Dziś Was trochę pomęczę, wyjątkowo mam do pokazania / pochwalenia się kilka rzeczy :)
Mój stary talerz pod świece, doczekał się po latach ( dosłownie! ) nowej szaty. Wcześniej był czerwony i przez to głęboko schowany, bo do niczego mi nie pasował. Teraz jest w bardzo lubianych przeze mnie szarościach.
Na koniec pochwalę się zmianą jaka zaszła dzięki zdolnym rękom mojej gorszej połowy w naszym salonie . Zawsze chciałam mieć kominek w domu, ale tak jakoś się składało ,że pomimo iż nie są one rzadkością w holenderskich domach, to w żadnym z mieszkań , w których mieszkaliśmy nie mieliśmy go.

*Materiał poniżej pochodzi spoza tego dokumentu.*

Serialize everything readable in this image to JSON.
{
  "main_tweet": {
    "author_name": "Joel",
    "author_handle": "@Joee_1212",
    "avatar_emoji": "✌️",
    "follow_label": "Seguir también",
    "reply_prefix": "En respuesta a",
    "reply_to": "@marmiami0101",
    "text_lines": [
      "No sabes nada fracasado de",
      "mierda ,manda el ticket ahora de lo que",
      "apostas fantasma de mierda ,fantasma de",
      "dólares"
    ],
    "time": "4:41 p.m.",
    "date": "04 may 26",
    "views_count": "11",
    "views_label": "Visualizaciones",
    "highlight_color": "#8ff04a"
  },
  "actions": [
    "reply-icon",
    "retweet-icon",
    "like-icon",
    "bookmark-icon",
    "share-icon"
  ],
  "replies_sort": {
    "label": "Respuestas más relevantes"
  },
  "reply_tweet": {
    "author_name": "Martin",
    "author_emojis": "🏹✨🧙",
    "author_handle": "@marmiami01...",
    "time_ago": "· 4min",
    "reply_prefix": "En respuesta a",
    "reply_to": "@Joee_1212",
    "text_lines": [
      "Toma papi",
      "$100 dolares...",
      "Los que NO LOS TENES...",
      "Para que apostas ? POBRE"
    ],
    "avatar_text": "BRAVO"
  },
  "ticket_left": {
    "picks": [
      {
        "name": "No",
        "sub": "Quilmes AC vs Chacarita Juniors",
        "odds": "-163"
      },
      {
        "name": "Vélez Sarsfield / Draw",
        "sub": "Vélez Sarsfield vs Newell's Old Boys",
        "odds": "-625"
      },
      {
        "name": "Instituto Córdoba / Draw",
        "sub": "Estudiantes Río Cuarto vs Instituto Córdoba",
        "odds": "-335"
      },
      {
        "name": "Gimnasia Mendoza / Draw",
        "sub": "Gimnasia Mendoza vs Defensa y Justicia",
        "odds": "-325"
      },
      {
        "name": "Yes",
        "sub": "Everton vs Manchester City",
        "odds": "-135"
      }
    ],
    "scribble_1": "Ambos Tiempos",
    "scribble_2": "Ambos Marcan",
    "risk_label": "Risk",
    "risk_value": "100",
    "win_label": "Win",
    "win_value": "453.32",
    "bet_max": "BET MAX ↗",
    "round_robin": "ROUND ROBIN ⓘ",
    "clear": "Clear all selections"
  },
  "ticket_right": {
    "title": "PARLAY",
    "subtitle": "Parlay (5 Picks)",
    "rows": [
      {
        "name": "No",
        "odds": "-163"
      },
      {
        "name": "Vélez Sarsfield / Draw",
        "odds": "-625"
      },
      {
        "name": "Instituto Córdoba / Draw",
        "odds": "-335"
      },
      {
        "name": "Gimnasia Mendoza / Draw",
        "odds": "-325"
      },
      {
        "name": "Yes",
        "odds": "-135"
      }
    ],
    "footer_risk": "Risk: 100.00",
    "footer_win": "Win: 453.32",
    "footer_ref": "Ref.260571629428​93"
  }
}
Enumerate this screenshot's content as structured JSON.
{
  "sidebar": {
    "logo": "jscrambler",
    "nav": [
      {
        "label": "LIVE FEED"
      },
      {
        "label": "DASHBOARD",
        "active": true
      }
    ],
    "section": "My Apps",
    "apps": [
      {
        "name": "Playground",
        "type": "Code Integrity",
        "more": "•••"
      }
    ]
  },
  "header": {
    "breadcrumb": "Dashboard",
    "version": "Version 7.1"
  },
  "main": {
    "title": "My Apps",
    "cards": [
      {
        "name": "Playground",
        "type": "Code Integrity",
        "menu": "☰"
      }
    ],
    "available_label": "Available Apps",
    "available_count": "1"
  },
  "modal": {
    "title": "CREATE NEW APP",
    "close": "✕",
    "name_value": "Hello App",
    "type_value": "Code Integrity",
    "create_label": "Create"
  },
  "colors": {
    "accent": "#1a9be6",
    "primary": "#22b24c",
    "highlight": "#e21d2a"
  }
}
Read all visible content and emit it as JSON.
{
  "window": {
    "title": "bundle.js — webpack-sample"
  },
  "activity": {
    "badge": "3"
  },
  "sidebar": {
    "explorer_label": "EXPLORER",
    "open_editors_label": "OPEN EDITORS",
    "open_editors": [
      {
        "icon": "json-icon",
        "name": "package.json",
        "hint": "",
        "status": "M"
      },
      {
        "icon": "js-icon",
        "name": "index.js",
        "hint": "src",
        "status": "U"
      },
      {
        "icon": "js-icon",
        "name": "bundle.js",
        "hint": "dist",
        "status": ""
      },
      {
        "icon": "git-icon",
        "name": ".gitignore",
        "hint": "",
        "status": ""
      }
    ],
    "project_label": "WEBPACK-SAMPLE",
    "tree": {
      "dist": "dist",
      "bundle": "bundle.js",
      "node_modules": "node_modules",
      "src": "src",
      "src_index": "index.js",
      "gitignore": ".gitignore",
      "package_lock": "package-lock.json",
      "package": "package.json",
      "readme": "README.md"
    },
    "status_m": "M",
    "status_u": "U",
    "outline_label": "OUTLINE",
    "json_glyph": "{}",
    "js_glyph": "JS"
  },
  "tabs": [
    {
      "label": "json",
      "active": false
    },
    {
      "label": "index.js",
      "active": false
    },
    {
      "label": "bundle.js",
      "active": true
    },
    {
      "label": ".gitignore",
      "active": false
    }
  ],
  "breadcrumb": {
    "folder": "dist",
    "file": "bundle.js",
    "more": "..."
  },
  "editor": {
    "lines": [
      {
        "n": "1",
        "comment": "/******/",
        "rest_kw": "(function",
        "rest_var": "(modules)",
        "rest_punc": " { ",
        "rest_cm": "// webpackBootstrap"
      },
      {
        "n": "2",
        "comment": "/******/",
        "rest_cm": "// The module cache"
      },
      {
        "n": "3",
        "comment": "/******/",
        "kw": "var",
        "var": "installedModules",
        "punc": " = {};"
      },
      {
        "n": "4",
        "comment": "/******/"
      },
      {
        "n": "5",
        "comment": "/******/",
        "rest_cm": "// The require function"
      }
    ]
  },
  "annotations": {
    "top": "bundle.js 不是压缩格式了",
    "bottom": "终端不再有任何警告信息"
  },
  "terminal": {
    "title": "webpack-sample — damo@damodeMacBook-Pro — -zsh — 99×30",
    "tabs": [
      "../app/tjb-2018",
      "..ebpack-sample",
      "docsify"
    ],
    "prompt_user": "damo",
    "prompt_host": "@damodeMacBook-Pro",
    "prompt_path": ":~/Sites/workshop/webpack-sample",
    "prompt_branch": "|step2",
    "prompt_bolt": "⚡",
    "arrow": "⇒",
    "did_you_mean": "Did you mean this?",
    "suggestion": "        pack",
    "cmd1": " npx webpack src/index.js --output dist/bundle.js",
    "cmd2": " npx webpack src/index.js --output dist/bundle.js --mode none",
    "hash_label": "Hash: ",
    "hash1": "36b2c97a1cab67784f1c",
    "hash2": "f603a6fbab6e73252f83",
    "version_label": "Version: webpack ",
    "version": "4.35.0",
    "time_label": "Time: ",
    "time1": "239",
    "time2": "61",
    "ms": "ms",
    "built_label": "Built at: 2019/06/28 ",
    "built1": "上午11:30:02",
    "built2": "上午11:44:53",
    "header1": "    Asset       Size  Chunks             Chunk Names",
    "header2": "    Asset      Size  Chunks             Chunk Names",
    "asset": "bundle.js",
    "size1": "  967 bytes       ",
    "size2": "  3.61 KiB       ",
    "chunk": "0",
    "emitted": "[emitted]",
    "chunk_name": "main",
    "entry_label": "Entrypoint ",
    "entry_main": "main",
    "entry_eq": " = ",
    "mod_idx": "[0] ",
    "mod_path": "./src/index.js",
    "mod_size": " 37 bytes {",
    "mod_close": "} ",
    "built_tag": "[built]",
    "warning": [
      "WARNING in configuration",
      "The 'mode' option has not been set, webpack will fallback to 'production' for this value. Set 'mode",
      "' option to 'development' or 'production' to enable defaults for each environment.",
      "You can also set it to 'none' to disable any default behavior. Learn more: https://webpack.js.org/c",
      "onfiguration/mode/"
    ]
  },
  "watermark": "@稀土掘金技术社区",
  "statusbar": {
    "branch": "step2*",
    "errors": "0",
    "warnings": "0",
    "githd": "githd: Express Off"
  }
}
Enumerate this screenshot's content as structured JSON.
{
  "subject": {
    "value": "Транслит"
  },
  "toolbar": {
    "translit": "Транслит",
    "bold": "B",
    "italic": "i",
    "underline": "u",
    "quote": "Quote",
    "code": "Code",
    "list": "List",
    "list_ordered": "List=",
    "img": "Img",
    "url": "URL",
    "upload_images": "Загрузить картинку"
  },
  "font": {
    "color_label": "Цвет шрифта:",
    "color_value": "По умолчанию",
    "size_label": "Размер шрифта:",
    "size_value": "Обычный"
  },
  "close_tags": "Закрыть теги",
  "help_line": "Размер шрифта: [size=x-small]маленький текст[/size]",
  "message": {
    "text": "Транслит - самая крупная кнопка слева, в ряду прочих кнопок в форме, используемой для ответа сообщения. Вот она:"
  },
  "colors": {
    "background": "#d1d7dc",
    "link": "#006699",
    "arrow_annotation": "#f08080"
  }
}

W obecnym domu, nie dość ,że kominka, , to jeszcze odpowiedniego miejsca na tenże nie było. Ale " dla chcącego nic trudnego". Chciałam mieć choćby tylko atrapę na świeczki, a mam kominek z żywym ogniem :) Zresztą zobaczcie sami
kawałek pokoju przed
i po
Mąż postawił małą ściankę, dzięki której powstało miejsce na narożny kominek, zrobił obudowę, kupiliśmy specjalny pojemnik na bioetanol, który został umieszczony w środku i oto mam co chciałam :) Jesteśmy bardzo zadowoleni z efektu, mamy żywy ogień w domu !
A wieczorem wygląda to tak
Do świąteczno zimowego nastroju brakuje mi jeszcze tylko śniegu za oknem :)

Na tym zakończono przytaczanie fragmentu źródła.